Fermeté à la frontière
Le maire LR de Briançon, Arnaud Murgia, juge difficile de chiffrer le nombre de migrants présents sur sa commune actuellement, mais c'est selon lui bien moins que les chiffres avancés par les associations. A la fermeture des Terrasses Solidaires, le 30 août, le maire avait écrit dans un tweet "je m’oppose à la réouverture du site. Tout cela n’a que trop duré, et j’emploierai tous les moyens de droits en ma possession".
Aujourd'hui, l'élu estime que la situation a été "jugulée", "même si elle n'est toujours pas satisfaisante", depuis le déploiement d'une centaine de militaires et fonctionnaires ces trois dernières semaines pour "étanchéifier la frontière", selon les mots du préfet du département, Dominique Dufour.

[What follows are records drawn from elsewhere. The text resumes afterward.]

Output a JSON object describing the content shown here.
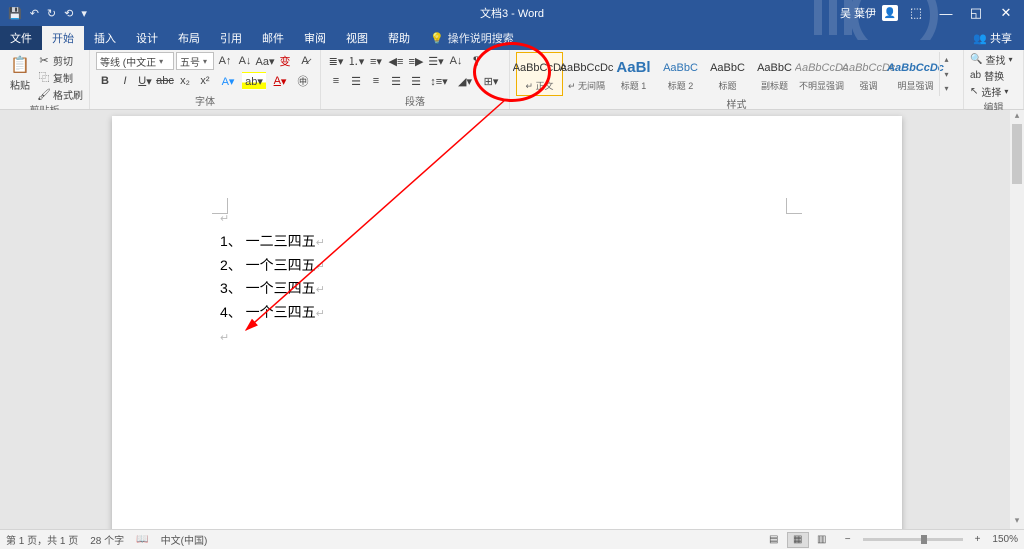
{
  "title": "文档3 - Word",
  "user_name": "吴 葉伊",
  "tabs": {
    "file": "文件",
    "home": "开始",
    "insert": "插入",
    "design": "设计",
    "layout": "布局",
    "references": "引用",
    "mail": "邮件",
    "review": "审阅",
    "view": "视图",
    "help": "帮助",
    "tell_me": "操作说明搜索"
  },
  "share": "共享",
  "clipboard": {
    "paste": "粘贴",
    "cut": "剪切",
    "copy": "复制",
    "format_painter": "格式刷",
    "label": "剪贴板"
  },
  "font": {
    "name": "等线 (中文正",
    "size": "五号",
    "label": "字体"
  },
  "paragraph": {
    "label": "段落"
  },
  "styles": {
    "label": "样式",
    "items": [
      {
        "preview": "AaBbCcDc",
        "name": "↵ 正文",
        "cls": ""
      },
      {
        "preview": "AaBbCcDc",
        "name": "↵ 无间隔",
        "cls": ""
      },
      {
        "preview": "AaBl",
        "name": "标题 1",
        "cls": "big blue"
      },
      {
        "preview": "AaBbC",
        "name": "标题 2",
        "cls": "blue"
      },
      {
        "preview": "AaBbC",
        "name": "标题",
        "cls": ""
      },
      {
        "preview": "AaBbC",
        "name": "副标题",
        "cls": ""
      },
      {
        "preview": "AaBbCcDc",
        "name": "不明显强调",
        "cls": "italic"
      },
      {
        "preview": "AaBbCcDc",
        "name": "强调",
        "cls": "italic"
      },
      {
        "preview": "AaBbCcDc",
        "name": "明显强调",
        "cls": "boldblue"
      }
    ]
  },
  "editing": {
    "find": "查找",
    "replace": "替换",
    "select": "选择",
    "label": "编辑"
  },
  "document": {
    "lines": [
      "1、 一二三四五",
      "2、 一个三四五",
      "3、 一个三四五",
      "4、 一个三四五"
    ]
  },
  "status": {
    "page": "第 1 页，共 1 页",
    "words": "28 个字",
    "lang": "中文(中国)",
    "zoom": "150%"
  }
}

Des passages en baisse mais qui restent en forte hausse par rapport à l'an dernier. 343 interpellations ont eu lieu entre le 9 et le15 octobre, contre 84 aux mêmes dates en 2022. Ce qui porte à 4743 le nombre d'interpellations depuis le début de cette année, soit 1348 de plus qu'à la même période l'an dernier. Parmi les migrants interpellés, 3800 ont fait l'objet d'une procédure de non-admission et ont été remis aux autorités italiennes, c'est 39,3% de plus qu'en 2022.
Selon les derniers chiffres publiés par l'Union Européenne, 194 269 arrivées irrégulières ont été enregistrées depuis le début de l'année, ce qui, à l'échelle de l'UE, ne représentent que 0,05% de la population, rappelle le collectif Alerte Paca.